There are a few sections of shoreline that aren’t occupied by wharves or marinas where I’ll stop and tether the boat to a piling or nudge it onto a sandy shore, before lowering the canopy to better capture the rain’s soft sounds. I sit in my boat, quiet, alone, and out of worry’s reach.
A reader asked how I made the canopy. I bought a lightweight 6′x7′ tarp (finished size 70″ x 86″) made of 210D Oxford and two 10′ lengths of 1/2″ CPVC water pipe. The CPVC pipe is more flexible than PVC pipe and more tolerant of temperature extremes. The 1/2″ nominal size has an outside diameter of 5/8″. The Whitehall has a beam of 50-1/2″ and a 86″ length of pipe (equal to the long side of the tarp)created an arch with the headroom I needed for rowing.
I made a sleeves for the pipes by folding each of the long sides back 2-1/2″ and sewed the hem. The in the middle of the sleeve’s edge I used a hot knife to cut away a semicircle of fabric. The hole is needed for the guy lines that will pull the tops of the arches to the ends of the boat. Pulling directly on the pipes instead of a grommet or webbing loop is the only way to get a smooth canopy.
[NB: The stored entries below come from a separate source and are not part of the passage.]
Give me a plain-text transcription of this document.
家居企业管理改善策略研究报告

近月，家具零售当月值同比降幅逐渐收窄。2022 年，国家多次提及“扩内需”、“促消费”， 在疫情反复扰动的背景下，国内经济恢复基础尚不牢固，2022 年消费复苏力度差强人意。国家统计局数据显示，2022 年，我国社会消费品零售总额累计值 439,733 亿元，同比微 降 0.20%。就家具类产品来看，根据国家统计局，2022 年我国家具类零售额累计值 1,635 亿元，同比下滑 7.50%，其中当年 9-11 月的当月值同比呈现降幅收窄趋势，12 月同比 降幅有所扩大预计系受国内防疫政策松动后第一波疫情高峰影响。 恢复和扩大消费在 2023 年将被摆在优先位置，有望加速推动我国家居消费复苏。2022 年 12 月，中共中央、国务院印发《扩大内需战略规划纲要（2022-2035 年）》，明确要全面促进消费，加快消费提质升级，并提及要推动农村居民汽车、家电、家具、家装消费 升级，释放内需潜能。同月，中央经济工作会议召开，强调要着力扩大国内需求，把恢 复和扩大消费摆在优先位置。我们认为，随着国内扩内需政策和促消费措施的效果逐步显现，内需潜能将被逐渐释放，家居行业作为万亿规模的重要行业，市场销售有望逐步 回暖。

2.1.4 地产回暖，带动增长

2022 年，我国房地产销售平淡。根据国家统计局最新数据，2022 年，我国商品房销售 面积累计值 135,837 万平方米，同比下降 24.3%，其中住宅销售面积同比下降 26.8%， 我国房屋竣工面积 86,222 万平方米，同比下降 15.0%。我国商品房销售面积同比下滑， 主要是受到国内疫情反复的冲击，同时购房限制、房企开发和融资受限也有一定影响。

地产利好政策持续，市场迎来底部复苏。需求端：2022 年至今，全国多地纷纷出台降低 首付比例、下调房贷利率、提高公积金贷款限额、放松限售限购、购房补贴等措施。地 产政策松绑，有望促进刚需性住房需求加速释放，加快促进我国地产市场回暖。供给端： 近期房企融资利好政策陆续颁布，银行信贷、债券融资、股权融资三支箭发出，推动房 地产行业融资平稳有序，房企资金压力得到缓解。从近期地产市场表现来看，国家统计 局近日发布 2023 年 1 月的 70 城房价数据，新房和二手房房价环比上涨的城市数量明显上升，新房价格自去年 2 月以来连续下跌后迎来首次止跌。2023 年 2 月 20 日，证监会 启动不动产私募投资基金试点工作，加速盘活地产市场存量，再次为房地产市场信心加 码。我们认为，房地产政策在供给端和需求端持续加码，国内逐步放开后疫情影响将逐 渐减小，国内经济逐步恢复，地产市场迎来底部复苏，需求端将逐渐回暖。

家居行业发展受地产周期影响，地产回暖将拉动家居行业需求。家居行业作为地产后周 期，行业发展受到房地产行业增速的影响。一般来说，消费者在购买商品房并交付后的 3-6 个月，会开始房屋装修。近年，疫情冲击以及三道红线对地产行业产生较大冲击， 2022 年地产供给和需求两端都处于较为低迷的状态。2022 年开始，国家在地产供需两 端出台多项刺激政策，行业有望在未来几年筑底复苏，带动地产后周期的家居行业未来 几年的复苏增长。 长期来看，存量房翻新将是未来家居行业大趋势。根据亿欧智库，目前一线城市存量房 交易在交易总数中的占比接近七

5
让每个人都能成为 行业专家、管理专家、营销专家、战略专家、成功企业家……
To secure the pipes to the Whitehall’s open rail, I threaded a 1/4″ braided line through each pipe, cutting the lines about 6′ longer than the pipe. With the lines through the pipes and the pipes in the sleeves, I tie one end of each line around the inwale and snug the pipe up against the rail. The extra length of the line lets me thread its other end through the open rail before flexing the pipe. I can then pull the line to bring the pipe’s end to the rail. I had initially thought I’d put rods in the ends of the pipes and then set the rods in the oarlock sockets, but that limits where I can put the canopy. The cord is much more versatile and unbreakable. I tie other cords to the pipe at the top of the arch where I cut the semicircle of fabric away, taking a few wraps around the pipe for friction. I loop the other end around something in the boat and use a taut-line hitch to position the arch and tension the tarp.
I had a piece of 1/2″ thick soft rubber that I cut into 1-1/2″ squares and drilled with a 5/8″ Forstner bit. Slipped over the ends of the pipes, they hold the tarp sides up when I need to see out.